Train your children to eat wholesome foods and to drink wholesome drinks.  Do not load their bodies down with food coloring, pesticides, insecticides, animal hormones and the preservatives found in most foods.  Do not poison their little bodies.  If you do, there will be consequences.  Develop in your children an appetite for healthy foods and drinks.  Teach your children to sit straight and stand straight.  Never allow your children to raid the refrigerator or pantry.  Have fixed meals and only specific times for snacks.  The snacks also must be healthy. Everyone needs to practice self-control even in how we eat.

Teach your children personal hygiene.  Fathers, you must approve the clothing style of your son and your daughter.  Don't leave those decisions to them or to their peers.
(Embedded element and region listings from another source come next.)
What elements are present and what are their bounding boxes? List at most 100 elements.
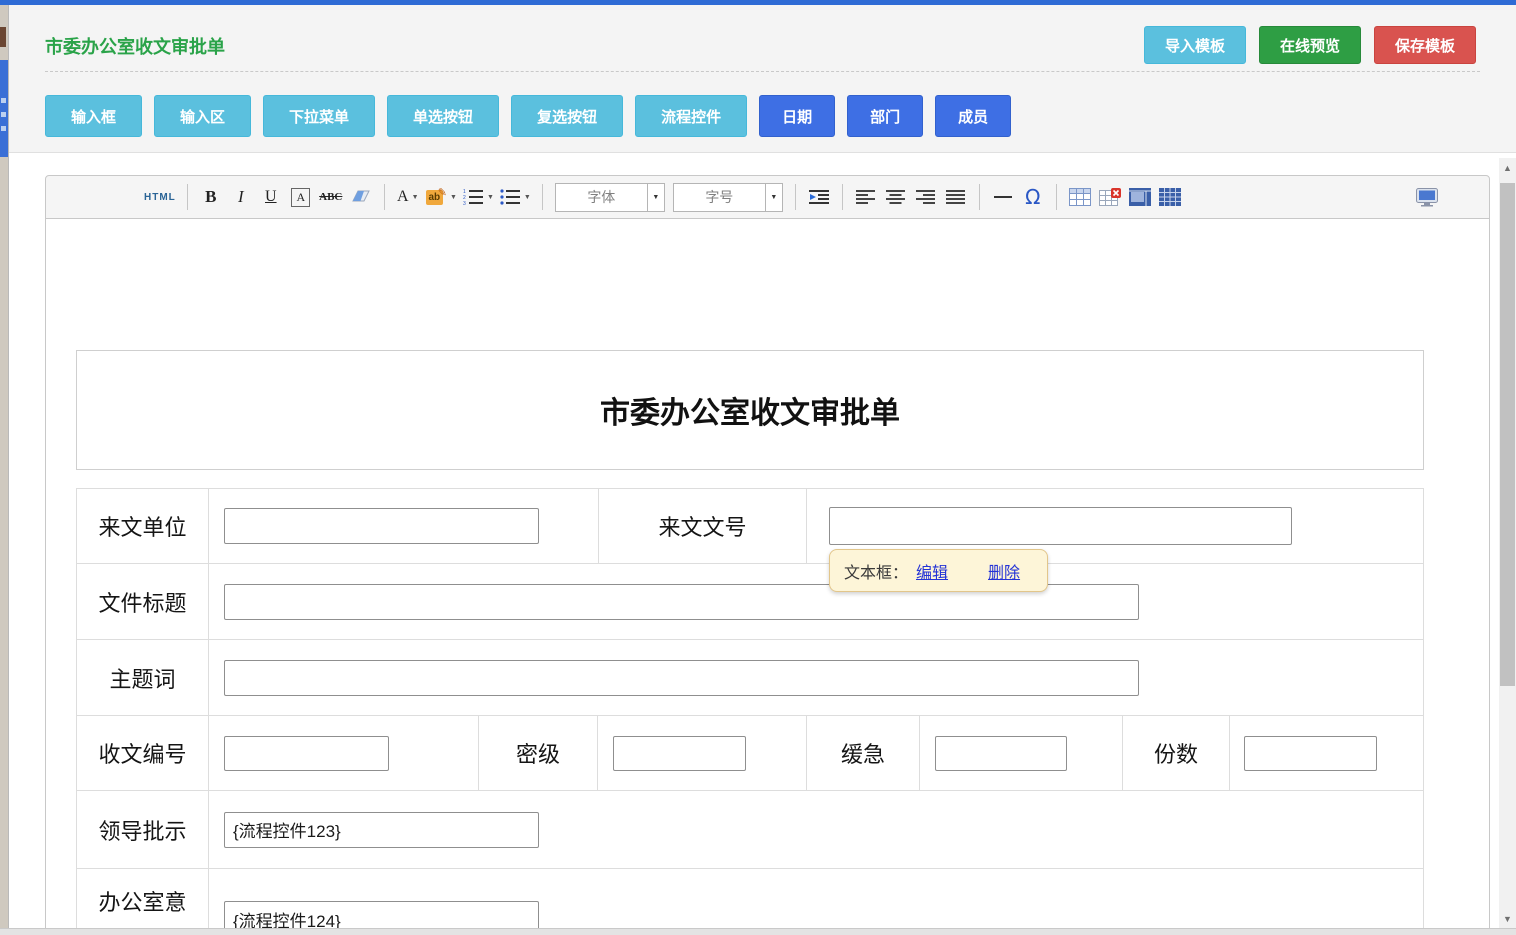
component-button-textarea[interactable]: 输入区 — [154, 95, 251, 137]
html-source-button[interactable]: HTML — [144, 182, 176, 212]
remove-format-button[interactable] — [349, 182, 373, 212]
vertical-scrollbar[interactable]: ▲ ▼ — [1499, 158, 1516, 935]
delete-link[interactable]: 删除 — [988, 559, 1020, 583]
leader-instruction-input[interactable] — [224, 812, 539, 848]
security-level-cell — [598, 716, 807, 790]
chevron-down-icon: ▼ — [647, 184, 664, 211]
toolbar-separator — [1056, 184, 1057, 210]
ordered-list-button[interactable]: 1 2 3 ▼ — [463, 182, 494, 212]
background-window-mark — [1, 126, 6, 131]
component-button-flow-control[interactable]: 流程控件 — [635, 95, 747, 137]
horizontal-rule-button[interactable] — [991, 182, 1015, 212]
receipt-number-label: 收文编号 — [77, 716, 209, 790]
copies-input[interactable] — [1244, 736, 1377, 771]
component-button-checkbox[interactable]: 复选按钮 — [511, 95, 623, 137]
background-window-mark — [1, 112, 6, 117]
urgency-label: 缓急 — [807, 716, 920, 790]
component-button-input-box[interactable]: 输入框 — [45, 95, 142, 137]
align-left-button[interactable] — [854, 182, 878, 212]
insert-table-button[interactable] — [1068, 182, 1092, 212]
boxed-a-icon: A — [291, 188, 310, 207]
rich-text-editor: HTML B I U A ABC A ▼ — [45, 175, 1490, 935]
urgency-cell — [920, 716, 1123, 790]
font-color-a-icon: A — [397, 188, 409, 206]
tooltip-field-type: 文本框： — [844, 559, 908, 583]
unordered-list-button[interactable]: ▼ — [500, 182, 531, 212]
app-panel: 市委办公室收文审批单 导入模板 在线预览 保存模板 输入框 输入区 下拉菜单 单… — [8, 5, 1516, 935]
source-unit-input[interactable] — [224, 508, 539, 544]
font-family-select[interactable]: 字体 ▼ — [555, 183, 665, 212]
receipt-number-input[interactable] — [224, 736, 389, 771]
component-button-radio[interactable]: 单选按钮 — [387, 95, 499, 137]
bold-button[interactable]: B — [199, 182, 223, 212]
eraser-icon — [351, 189, 371, 205]
char-border-button[interactable]: A — [289, 182, 313, 212]
office-opinion-cell — [209, 869, 1423, 935]
scroll-up-arrow[interactable]: ▲ — [1499, 160, 1516, 176]
italic-button[interactable]: I — [229, 182, 253, 212]
component-button-member[interactable]: 成员 — [935, 95, 1011, 137]
chevron-down-icon: ▼ — [412, 194, 419, 201]
font-size-value: 字号 — [674, 187, 765, 207]
svg-text:3: 3 — [463, 201, 466, 206]
document-number-label: 来文文号 — [599, 489, 807, 563]
table-grid-properties-button[interactable] — [1158, 182, 1182, 212]
align-right-icon — [916, 189, 935, 205]
component-button-dropdown[interactable]: 下拉菜单 — [263, 95, 375, 137]
save-template-button[interactable]: 保存模板 — [1374, 26, 1476, 64]
toolbar-separator — [979, 184, 980, 210]
align-justify-button[interactable] — [944, 182, 968, 212]
document-number-input[interactable] — [829, 507, 1292, 545]
form-title-block[interactable]: 市委办公室收文审批单 — [76, 350, 1424, 470]
editor-canvas[interactable]: 市委办公室收文审批单 来文单位 来文文号 — [45, 219, 1490, 935]
strikethrough-button[interactable]: ABC — [319, 182, 343, 212]
toolbar-separator — [384, 184, 385, 210]
table-row: 主题词 — [77, 640, 1423, 716]
table-row: 领导批示 — [77, 791, 1423, 869]
chevron-down-icon: ▼ — [524, 194, 531, 201]
toolbar-separator — [842, 184, 843, 210]
ordered-list-icon: 1 2 3 — [463, 188, 484, 206]
security-level-input[interactable] — [613, 736, 746, 771]
underline-button[interactable]: U — [259, 182, 283, 212]
scrollbar-thumb[interactable] — [1500, 183, 1515, 686]
template-actions: 导入模板 在线预览 保存模板 — [1144, 26, 1476, 64]
table-grid-icon — [1159, 188, 1181, 206]
field-context-tooltip: 文本框： 编辑 删除 — [829, 549, 1048, 592]
highlight-color-button[interactable]: ab ✎ ▼ — [426, 182, 457, 212]
table-cell-properties-button[interactable] — [1128, 182, 1152, 212]
horizontal-rule-icon — [994, 196, 1012, 198]
component-button-date[interactable]: 日期 — [759, 95, 835, 137]
edit-link[interactable]: 编辑 — [916, 559, 948, 583]
receipt-number-cell — [209, 716, 479, 790]
indent-button[interactable] — [807, 182, 831, 212]
online-preview-button[interactable]: 在线预览 — [1259, 26, 1361, 64]
background-window-fragment-blue — [0, 60, 8, 157]
font-color-button[interactable]: A ▼ — [396, 182, 420, 212]
chevron-down-icon: ▼ — [450, 194, 457, 201]
table-row: 收文编号 密级 缓急 份数 — [77, 716, 1423, 791]
background-window-edge — [0, 5, 8, 928]
special-char-button[interactable]: Ω — [1021, 182, 1045, 212]
document-title-label: 文件标题 — [77, 564, 209, 639]
security-level-label: 密级 — [479, 716, 598, 790]
indent-icon — [809, 189, 829, 205]
window-bottom-edge — [0, 928, 1516, 935]
chevron-down-icon: ▼ — [765, 184, 782, 211]
align-right-button[interactable] — [914, 182, 938, 212]
component-button-department[interactable]: 部门 — [847, 95, 923, 137]
delete-table-button[interactable] — [1098, 182, 1122, 212]
urgency-input[interactable] — [935, 736, 1067, 771]
subject-words-input[interactable] — [224, 660, 1139, 696]
import-template-button[interactable]: 导入模板 — [1144, 26, 1246, 64]
header-band: 市委办公室收文审批单 导入模板 在线预览 保存模板 输入框 输入区 下拉菜单 单… — [9, 5, 1516, 153]
fullscreen-button[interactable] — [1415, 182, 1439, 212]
font-size-select[interactable]: 字号 ▼ — [673, 183, 783, 212]
scroll-down-arrow[interactable]: ▼ — [1499, 911, 1516, 927]
align-center-button[interactable] — [884, 182, 908, 212]
subject-words-cell — [209, 640, 1423, 715]
table-cell-icon — [1129, 188, 1151, 206]
leader-instruction-cell — [209, 791, 1423, 868]
toolbar-separator — [187, 184, 188, 210]
font-family-value: 字体 — [556, 187, 647, 207]
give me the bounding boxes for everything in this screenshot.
Fathers, train your children to be slow to judge.  Do that primarily by example, and sometimes by explanation.  We never know the whole story of any one case, only God does.  The judgmental spirit is no respecter of persons.  If you allow your children to judge someone else, eventually they will judge you, too.
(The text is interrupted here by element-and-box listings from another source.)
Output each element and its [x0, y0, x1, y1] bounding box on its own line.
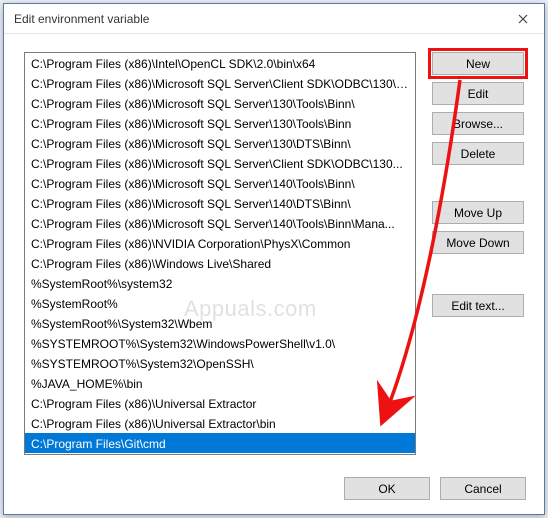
list-item[interactable]: C:\Program Files (x86)\Universal Extract…	[25, 413, 415, 433]
delete-button[interactable]: Delete	[432, 142, 524, 165]
dialog-window: Edit environment variable C:\Program Fil…	[3, 3, 545, 515]
window-title: Edit environment variable	[14, 12, 502, 26]
list-item[interactable]: C:\Program Files (x86)\Windows Live\Shar…	[25, 253, 415, 273]
close-icon	[518, 14, 528, 24]
browse-button[interactable]: Browse...	[432, 112, 524, 135]
list-item[interactable]: %SystemRoot%\system32	[25, 273, 415, 293]
close-button[interactable]	[502, 4, 544, 34]
ok-button[interactable]: OK	[344, 477, 430, 500]
list-item[interactable]: C:\Program Files (x86)\Universal Extract…	[25, 393, 415, 413]
list-item[interactable]: C:\Program Files\Git\cmd	[25, 433, 415, 453]
list-item[interactable]: C:\Program Files (x86)\Microsoft SQL Ser…	[25, 113, 415, 133]
list-item[interactable]: C:\Program Files (x86)\Microsoft SQL Ser…	[25, 93, 415, 113]
path-listbox[interactable]: C:\Program Files (x86)\Intel\OpenCL SDK\…	[24, 52, 416, 455]
move-down-button[interactable]: Move Down	[432, 231, 524, 254]
cancel-button[interactable]: Cancel	[440, 477, 526, 500]
list-item[interactable]: C:\Program Files (x86)\Microsoft SQL Ser…	[25, 153, 415, 173]
list-item[interactable]: %SYSTEMROOT%\System32\OpenSSH\	[25, 353, 415, 373]
list-item[interactable]: C:\Program Files (x86)\Intel\OpenCL SDK\…	[25, 53, 415, 73]
footer: OK Cancel	[4, 467, 544, 514]
list-item[interactable]: %SystemRoot%\System32\Wbem	[25, 313, 415, 333]
list-item[interactable]: C:\Program Files (x86)\Microsoft SQL Ser…	[25, 193, 415, 213]
list-item[interactable]: C:\Program Files (x86)\Microsoft SQL Ser…	[25, 213, 415, 233]
sidebar-buttons: New Edit Browse... Delete Move Up Move D…	[432, 52, 524, 455]
new-button[interactable]: New	[432, 52, 524, 75]
list-item[interactable]: C:\Program Files (x86)\Microsoft SQL Ser…	[25, 133, 415, 153]
list-item[interactable]: C:\Program Files (x86)\Microsoft SQL Ser…	[25, 173, 415, 193]
list-item[interactable]: %SYSTEMROOT%\System32\WindowsPowerShell\…	[25, 333, 415, 353]
list-item[interactable]: %SystemRoot%	[25, 293, 415, 313]
list-item[interactable]: C:\Program Files (x86)\Microsoft SQL Ser…	[25, 73, 415, 93]
titlebar: Edit environment variable	[4, 4, 544, 34]
list-item[interactable]: %JAVA_HOME%\bin	[25, 373, 415, 393]
edit-text-button[interactable]: Edit text...	[432, 294, 524, 317]
move-up-button[interactable]: Move Up	[432, 201, 524, 224]
content-area: C:\Program Files (x86)\Intel\OpenCL SDK\…	[4, 34, 544, 467]
edit-button[interactable]: Edit	[432, 82, 524, 105]
list-item[interactable]: C:\Program Files (x86)\NVIDIA Corporatio…	[25, 233, 415, 253]
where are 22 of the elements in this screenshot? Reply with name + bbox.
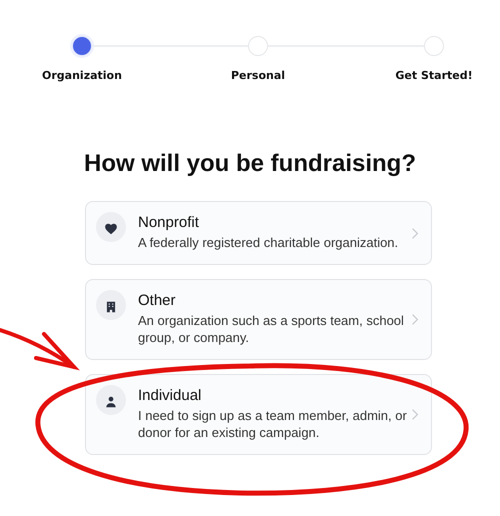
option-description: I need to sign up as a team member, admin, or donor for an existing campaign. <box>138 406 407 442</box>
step-label: Personal <box>230 69 286 82</box>
icon-background <box>96 290 126 320</box>
building-icon <box>104 300 118 314</box>
step-label: Get Started! <box>394 69 474 82</box>
icon-background <box>96 384 126 415</box>
chevron-right-icon <box>411 408 419 422</box>
option-card[interactable]: Nonprofit A federally registered charitable organization. <box>85 201 432 265</box>
option-card[interactable]: Other An organization such as a sports team, school group, or company. <box>85 278 432 360</box>
page-heading: How will you be fundraising? <box>82 150 417 178</box>
step-label: Organization <box>41 69 123 82</box>
chevron-right-icon <box>411 313 419 326</box>
chevron-right-icon <box>411 226 419 240</box>
option-card[interactable]: Individual I need to sign up as a team member, admin, or donor for an existing campaign. <box>85 374 432 455</box>
option-title: Nonprofit <box>138 214 200 231</box>
person-icon <box>104 394 118 409</box>
option-title: Other <box>138 292 177 309</box>
heart-icon <box>104 222 118 236</box>
icon-background <box>96 212 126 242</box>
option-title: Individual <box>138 386 202 404</box>
option-description: An organization such as a sports team, school group, or company. <box>138 312 405 347</box>
option-description: A federally registered charitable organization. <box>138 234 398 252</box>
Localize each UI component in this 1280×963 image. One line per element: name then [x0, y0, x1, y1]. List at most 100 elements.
Teach your children to accept a minority mentality.  Train them to shun popularity with man.  Train them to want to please God in everything. True Christianity is a minority faith.  Train them to be comfortable with it.  Train them that this is a fact of life.  Having Jesus as a friend is a thousand times more wonderful than having 1000 friends of the world.  It is quality that counts and not quantity.

Train your children to love good workmanship and success more than money.  "The love of money is the root of all evil"(1Tim. 6:10).  Train them never to spend more money than they make.  Train them to give at least 10% of their money to the work of God.

Train your children not to make excuses. Read from Genesis to the Revelation and tell me how many times God accepted an excuse. Of course we are not God, but we are the closest examples our children have to Him. If you accept an excuse be very sure it is legitimate.

Train them never to blame others for their own problems, for if you don’t, they will.

Finally, give them the blessing of this promise “honor thy father and mother; which is the first commandment with promise; that it maybe well with thee, and thou mayest live long on the earth” (Eph. 6:3).